There are bands whose records you cannot just put on and let the music play in the background while you remain emotionally unaffected. There is nothing wrong with bands like that at all, as there is something valuable in putting music on and zoning out. But there arguably is more value in music that almost literally climbs inside of you, operates your heart and mind, and leaves you a different person. Thou, at least for me, always have been one of the bands that do that every time out.
This year has been a hell of a year for any Thou fan, as they delivered four incredibly varying releases that show different sides of their personalities and musical DNA. Now comes the big one, “Magus,” their fifth full-length effort and first for Sacred Bones.
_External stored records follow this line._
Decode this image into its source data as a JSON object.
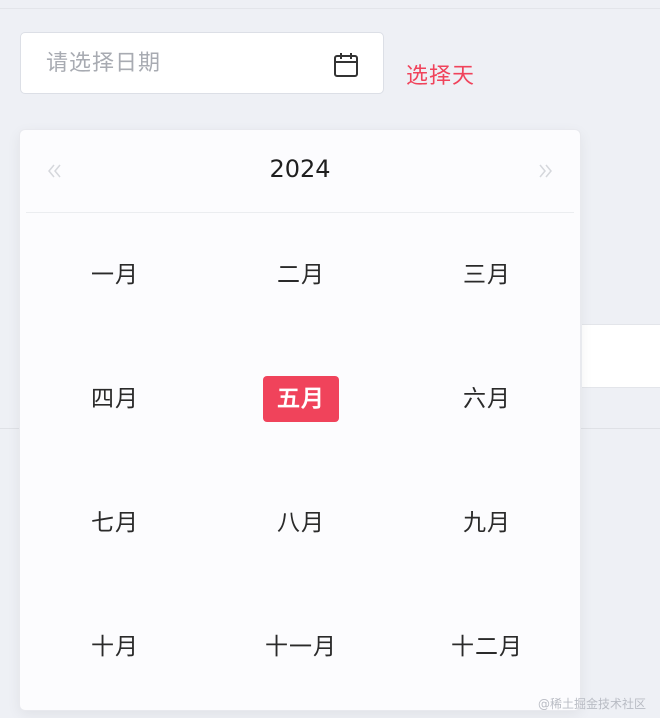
{
  "date_input": {
    "placeholder": "请选择日期",
    "icon": "calendar-icon"
  },
  "select_day_label": "选择天",
  "picker": {
    "year": "2024",
    "prev_icon": "double-chevron-left-icon",
    "next_icon": "double-chevron-right-icon",
    "months": [
      {
        "label": "一月",
        "selected": false
      },
      {
        "label": "二月",
        "selected": false
      },
      {
        "label": "三月",
        "selected": false
      },
      {
        "label": "四月",
        "selected": false
      },
      {
        "label": "五月",
        "selected": true
      },
      {
        "label": "六月",
        "selected": false
      },
      {
        "label": "七月",
        "selected": false
      },
      {
        "label": "八月",
        "selected": false
      },
      {
        "label": "九月",
        "selected": false
      },
      {
        "label": "十月",
        "selected": false
      },
      {
        "label": "十一月",
        "selected": false
      },
      {
        "label": "十二月",
        "selected": false
      }
    ]
  },
  "colors": {
    "accent": "#f0435b",
    "placeholder": "#a8abb2",
    "background": "#eef0f5"
  },
  "watermark": "@稀土掘金技术社区"
}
This 11-track, 75-minute excursion is a mammoth, a record you never will unpack in one or even five listens, and another volcano of an emotional experience from a band that doesn’t give a single fuck about your metal aesthetic. This record isn’t a huge departure from 2014’s “Heathen,” our album of the year that year, but it’s not a repeat or a reworking of ideas. It’s an album that moves the earth with themes of alienation, boredom, futility, decay, the awfulness of history, agony, pain, and personal introspection at a time when so many people are fast to point fingers. A lot of these themes are woven throughout their monstrous catalog, and this feels like their natural evolution in the Thou story. The band—vocalist Bryan Funck, guitarists Andy Gibbs and Matthew Thudium, bassist Mitch Wells, and drummer Josh Nee—delivers this cataclysmic conclusion to their latest body of work that also includes noisy “The House Primordial,” lush and quiet “Inconsolable,” and grungy and awesome “Rhea Sylvia,” and they do so in a way that will level you.
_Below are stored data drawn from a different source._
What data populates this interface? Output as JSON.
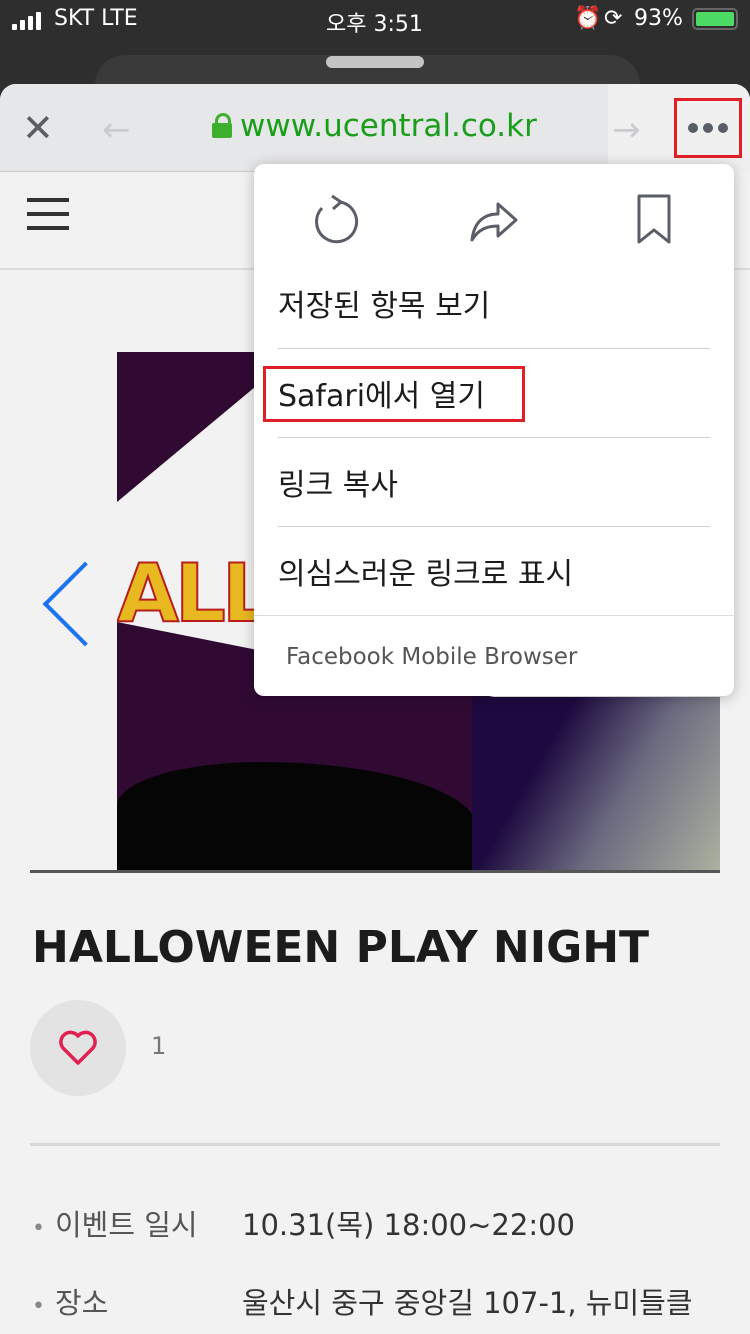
{
  "status_bar": {
    "carrier": "SKT LTE",
    "time": "오후 3:51",
    "battery": "93%",
    "battery_level": 0.93
  },
  "browser": {
    "url": "www.ucentral.co.kr",
    "close_icon": "close-icon",
    "back_icon": "arrow-left-icon",
    "forward_icon": "arrow-right-icon",
    "more_icon": "more-dots-icon"
  },
  "menu": {
    "icons": [
      "reload-icon",
      "share-icon",
      "bookmark-icon"
    ],
    "items": [
      {
        "label": "저장된 항목 보기"
      },
      {
        "label": "Safari에서 열기"
      },
      {
        "label": "링크 복사"
      },
      {
        "label": "의심스러운 링크로 표시"
      }
    ],
    "footer": "Facebook Mobile Browser"
  },
  "page": {
    "banner_text": "ALLOW",
    "title": "HALLOWEEN PLAY NIGHT",
    "likes": "1",
    "info": [
      {
        "label": "이벤트 일시",
        "value": "10.31(목) 18:00~22:00"
      },
      {
        "label": "장소",
        "value": "울산시 중구 중앙길 107-1, 뉴미들클"
      }
    ]
  },
  "colors": {
    "url_green": "#1a9e1a",
    "highlight_red": "#e41e26",
    "accent_blue": "#1a73f0",
    "heart": "#e0204f"
  }
}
“Inward” starts like a swirling storm you can hear in the distance when, all of a sudden, it breaks. The music, while traditionally doomy in the Thou sense, also swims in atmosphere, as Funck’s wild wails spit nails. The guitars cut through the heart, while things get heavier and muddier toward the end, bleeding into a bath of light and interlude track “My Brother Caliban” that’s situated in buried shrieks and fuzzy sound. “Transcending Dualities” has guitars churning and a calculated melody emerging. The pace sounds like it’s hunting prey, while Funck wails about “shapeshifting through life,” as the melodies bleed, and the tumult rises and falls. “The Changeling Prince” has leads barreling in, while the song then openly clubs you, with growls lurching and even some lighter tones spreading later on. Funck’s vocals stab at a “haunted fractured reality,” as things barrel toward a climactic finish, where Funck repeatedly howls, “Behind the mask, another mask,” while he digs for his subject’s true essence. “Sovereign Self” starts solemnly, with Emily McWilliams lending her haunting voice, and the track bursting with emotion. The vocals rip things apart, while burly riffs send shockwaves through the earth, causing pavement to ripple. The pace applies devastating pressure, with melodies raining, the drums rumbling out, and focus heading toward “Divine Will,” where an angelic chorus calls back, “We are the sages reincarnated, up to our old tricks again.”
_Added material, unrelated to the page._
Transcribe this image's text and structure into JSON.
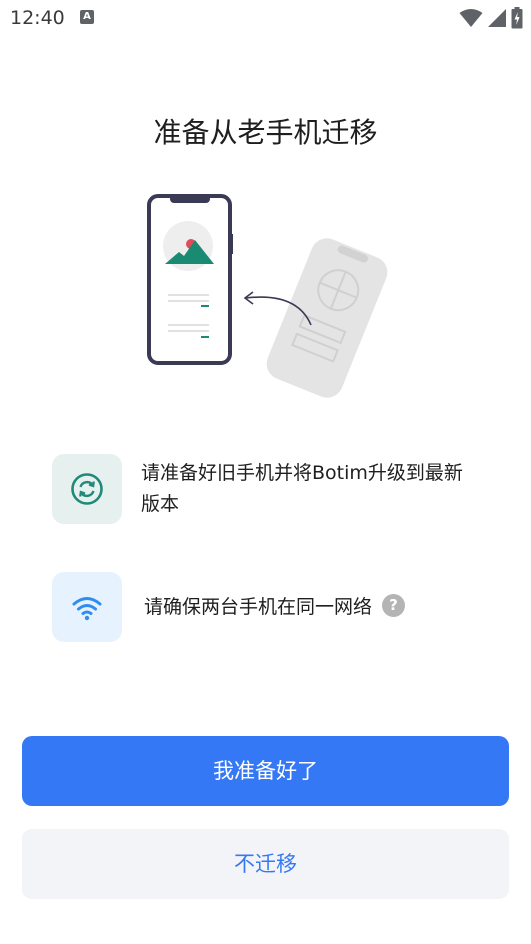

“In the Kingdom of Meaning” has airy guitars that hint at calm before the track slowly breaks open, and Funck’s vocals delivering bruising. The playing here, while filthy and mashing, also is daring and exciting, as the guitars carve new paths, extending Thou’s kingdom. Later on, the track gets slower and liquidy, as the band looks to carve into hearts, and McWilliams returns to add a ghostly touch to a song that burns itself into the air. “Greater Invocation of Disgust” threatens from the start, as growls explode, and fluid melodies pour from the track’s mouth. “We’ve got nothing but hatred,” Funck cries, more as an observation than a comment on self-state, and great leads and a muddy path make this song tougher and meaner. “Elimination Rhetoric” starts with harsh cries, slow-driving menace, and a riff that feels gothic and dark. Acoustics wash under the madness, with the leads adding warmth, emotional, moody melodies spreading, and the vocals scorching the earth. “I can help myself, don’t talk to me,” Funck repeats, with thing coming to a hammering end. “The Law Which Compels” is the final interlude track, built by noise, smothered growls, and guitars bubbling, heading toward the 10:54 closer “Supremacy” that launches into slow-grinding pounding, even with some cleaner lines woven within the soot. “Consumed by inner fires!” Funck howls, as beauty and carnage twist together, weird melodies rewire your brain, and noise simmers, threatening overflow. The band then bludgeons over and over and over again, thrashing your head, leaving you clinging to metallic sound clouds that eventually dissolve into mystery and leave a vapor spray on steel.
Thou remain one of metal’s most important, genuine bands, even if the group itself eschews labeling itself that type of force in the first place. “Magus” is another landmark achievement from the band, a record you will remember where you were and what you were doing the first time you heard it and the first time it truly struck a nerve. There is no one else out their making music quite like Thou, and even though they don’t put themselves above anyone, we’re all still looking back up at them anyway.